Une désescalade de 20 m et le temps s’arrête. Dans le silence retrouvé on prend le temps de jouir du spectacle. Le sommet n’a plus de réalité, cette montagne nous a fait oser un pas de côté en dehors du réel: le Mt Aiguille est devenu un vaisseau de pierre qui vogue dans un monde hostile mais magique.
La sauvagerie de l’hiver a rendu le retour à l’aventure possible sur ce sommet si parcouru. Loin des foules estivantes la course facile s’est muée en redoutable test pour alpiniste en mal de lâcher prise: un Eiger miniature posé sur les Hauts plateaux du Vercors!
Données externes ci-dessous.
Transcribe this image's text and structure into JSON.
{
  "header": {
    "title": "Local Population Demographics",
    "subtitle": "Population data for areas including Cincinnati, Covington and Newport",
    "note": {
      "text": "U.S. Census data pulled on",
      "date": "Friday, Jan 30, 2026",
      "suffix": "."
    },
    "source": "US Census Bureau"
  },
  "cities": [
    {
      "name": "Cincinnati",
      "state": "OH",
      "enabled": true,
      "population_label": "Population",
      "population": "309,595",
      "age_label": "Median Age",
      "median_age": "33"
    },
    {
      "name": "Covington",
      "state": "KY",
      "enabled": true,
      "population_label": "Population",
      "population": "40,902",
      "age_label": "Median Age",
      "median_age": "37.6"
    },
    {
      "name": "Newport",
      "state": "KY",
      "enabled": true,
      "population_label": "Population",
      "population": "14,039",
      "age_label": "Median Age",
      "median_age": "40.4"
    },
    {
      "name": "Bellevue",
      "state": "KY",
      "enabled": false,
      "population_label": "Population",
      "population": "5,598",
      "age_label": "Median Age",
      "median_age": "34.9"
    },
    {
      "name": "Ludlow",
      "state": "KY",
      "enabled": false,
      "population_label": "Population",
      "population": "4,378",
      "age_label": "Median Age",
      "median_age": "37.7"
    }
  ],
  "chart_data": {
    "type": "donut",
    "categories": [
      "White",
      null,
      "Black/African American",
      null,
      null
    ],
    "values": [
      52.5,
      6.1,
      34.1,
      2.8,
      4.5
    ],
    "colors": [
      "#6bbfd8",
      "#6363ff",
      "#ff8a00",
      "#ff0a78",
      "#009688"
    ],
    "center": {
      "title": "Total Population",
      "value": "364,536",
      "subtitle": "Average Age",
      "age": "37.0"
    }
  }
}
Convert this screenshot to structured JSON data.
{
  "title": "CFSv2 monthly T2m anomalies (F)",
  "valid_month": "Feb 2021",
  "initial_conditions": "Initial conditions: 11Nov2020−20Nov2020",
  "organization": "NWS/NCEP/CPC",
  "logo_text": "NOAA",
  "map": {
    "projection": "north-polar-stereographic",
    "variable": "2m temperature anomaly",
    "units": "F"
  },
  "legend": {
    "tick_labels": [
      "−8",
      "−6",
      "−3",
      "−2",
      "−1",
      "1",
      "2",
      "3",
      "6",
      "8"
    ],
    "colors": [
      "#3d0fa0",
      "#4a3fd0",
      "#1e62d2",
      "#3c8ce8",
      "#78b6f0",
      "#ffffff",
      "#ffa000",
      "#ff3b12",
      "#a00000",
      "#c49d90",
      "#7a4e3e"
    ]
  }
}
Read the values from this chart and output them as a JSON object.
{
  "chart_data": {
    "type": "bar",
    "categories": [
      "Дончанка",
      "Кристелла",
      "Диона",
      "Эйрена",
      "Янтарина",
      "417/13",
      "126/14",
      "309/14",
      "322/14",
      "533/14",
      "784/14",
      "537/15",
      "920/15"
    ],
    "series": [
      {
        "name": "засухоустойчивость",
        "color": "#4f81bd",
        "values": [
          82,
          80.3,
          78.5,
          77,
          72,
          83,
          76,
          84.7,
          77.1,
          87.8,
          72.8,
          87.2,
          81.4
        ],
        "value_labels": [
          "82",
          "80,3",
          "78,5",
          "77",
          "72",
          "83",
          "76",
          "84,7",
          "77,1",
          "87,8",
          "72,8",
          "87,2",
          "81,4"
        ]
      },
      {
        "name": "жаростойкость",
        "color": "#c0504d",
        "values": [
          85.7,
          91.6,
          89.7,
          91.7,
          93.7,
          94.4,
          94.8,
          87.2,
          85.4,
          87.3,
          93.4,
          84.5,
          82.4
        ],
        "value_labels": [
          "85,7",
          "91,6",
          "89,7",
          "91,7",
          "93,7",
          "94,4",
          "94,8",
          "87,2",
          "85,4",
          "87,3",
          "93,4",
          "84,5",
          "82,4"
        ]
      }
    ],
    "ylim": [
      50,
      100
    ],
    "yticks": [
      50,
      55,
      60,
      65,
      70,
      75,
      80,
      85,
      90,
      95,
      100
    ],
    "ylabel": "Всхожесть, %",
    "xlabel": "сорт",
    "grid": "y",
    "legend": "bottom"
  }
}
Les têtes enfouies sous les capuches se sont saoulées de rêves de gros grains sur les faces nord les plus mythiques, le tout à deux pas de Grenoble et de la civilisation. De retour dans la vallée, on se sépare sans grandes accolades mais le sourire en coin et le regard un peu plus lointain. Mes compagnons de fortune ont osé larguer les amarres et il semble avoir pris goût au grand air…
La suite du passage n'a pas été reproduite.